Nada peor que estar triste por nada, sin motivo exacto ni dedo ni llaga ni gasas ni alcohol ni amnesia o prozac o terapia. Hundida en el asiento trasero del taxi, con los ojos clavados en tu cristal, observas unas calles que no importan. Ya nada entretiene, ni siquiera esta música jovial que ahora suena por todo el habitáculo y busqué para ti. Tampoco sirve de nada chequearse por dentro: no hay conclusiones ni motivos para esa falta de ánimo. Hoy despertaste así tal vez por culpa de un sueño contrariado que no recuerdas o víctima del típico cúmulo de problemillas que no serían nada por sí mismos, aislados, pero arman la de Dios si se entremezclan y colman el vaso.

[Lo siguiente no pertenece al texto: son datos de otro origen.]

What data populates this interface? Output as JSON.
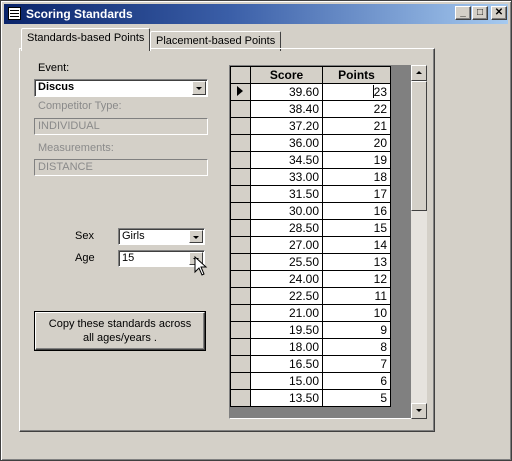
{
  "window": {
    "title": "Scoring Standards",
    "minimize": "_",
    "maximize": "□",
    "close": "✕"
  },
  "tabs": [
    {
      "label": "Standards-based Points",
      "active": true
    },
    {
      "label": "Placement-based Points",
      "active": false
    }
  ],
  "form": {
    "event_label": "Event:",
    "event_value": "Discus",
    "competitor_type_label": "Competitor Type:",
    "competitor_type_value": "INDIVIDUAL",
    "measurements_label": "Measurements:",
    "measurements_value": "DISTANCE",
    "sex_label": "Sex",
    "sex_value": "Girls",
    "age_label": "Age",
    "age_value": "15",
    "copy_button": "Copy these standards across all ages/years ."
  },
  "grid": {
    "columns": [
      "Score",
      "Points"
    ],
    "rows": [
      {
        "score": "39.60",
        "points": "23"
      },
      {
        "score": "38.40",
        "points": "22"
      },
      {
        "score": "37.20",
        "points": "21"
      },
      {
        "score": "36.00",
        "points": "20"
      },
      {
        "score": "34.50",
        "points": "19"
      },
      {
        "score": "33.00",
        "points": "18"
      },
      {
        "score": "31.50",
        "points": "17"
      },
      {
        "score": "30.00",
        "points": "16"
      },
      {
        "score": "28.50",
        "points": "15"
      },
      {
        "score": "27.00",
        "points": "14"
      },
      {
        "score": "25.50",
        "points": "13"
      },
      {
        "score": "24.00",
        "points": "12"
      },
      {
        "score": "22.50",
        "points": "11"
      },
      {
        "score": "21.00",
        "points": "10"
      },
      {
        "score": "19.50",
        "points": "9"
      },
      {
        "score": "18.00",
        "points": "8"
      },
      {
        "score": "16.50",
        "points": "7"
      },
      {
        "score": "15.00",
        "points": "6"
      },
      {
        "score": "13.50",
        "points": "5"
      }
    ]
  },
  "colors": {
    "titlebar_start": "#0a246a",
    "titlebar_end": "#a6caf0",
    "face": "#d4d0c8"
  }
}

No eres de las que hablan (pareces tímida, reservada). No te gusta que nadie se meta en tu vida o no la cuentas porque crees que a nadie importa. Y puede que ahora pienses que es por eso, que de tanto acumular luego explotes. Que abrirte y contar las cosas tal vez no sirva pero al menos libera: le deja un hueco en el alma a lo que venga después. Aunque de nada serviría soltarse ahora, ¿por dónde empezar…?
En estos casos sólo sirve tirar de instinto de supervivencia; que suceda algo que te obligue a saltar como un resorte y te incite a tomar la única opción posible: la vida en sí misma.
Por eso clavé el freno y giré el volante con furia y derrapé el taxi. Para que te asustaras. Para que salieras de tu tristeza a golpe de shock y no pensaras en nada más que en vivir y suspiraras de alivio porque al final de aquella maniobra suicida y por los pelos, no nos empotramos contra aquel camión. Feliz, espero, por seguir viva.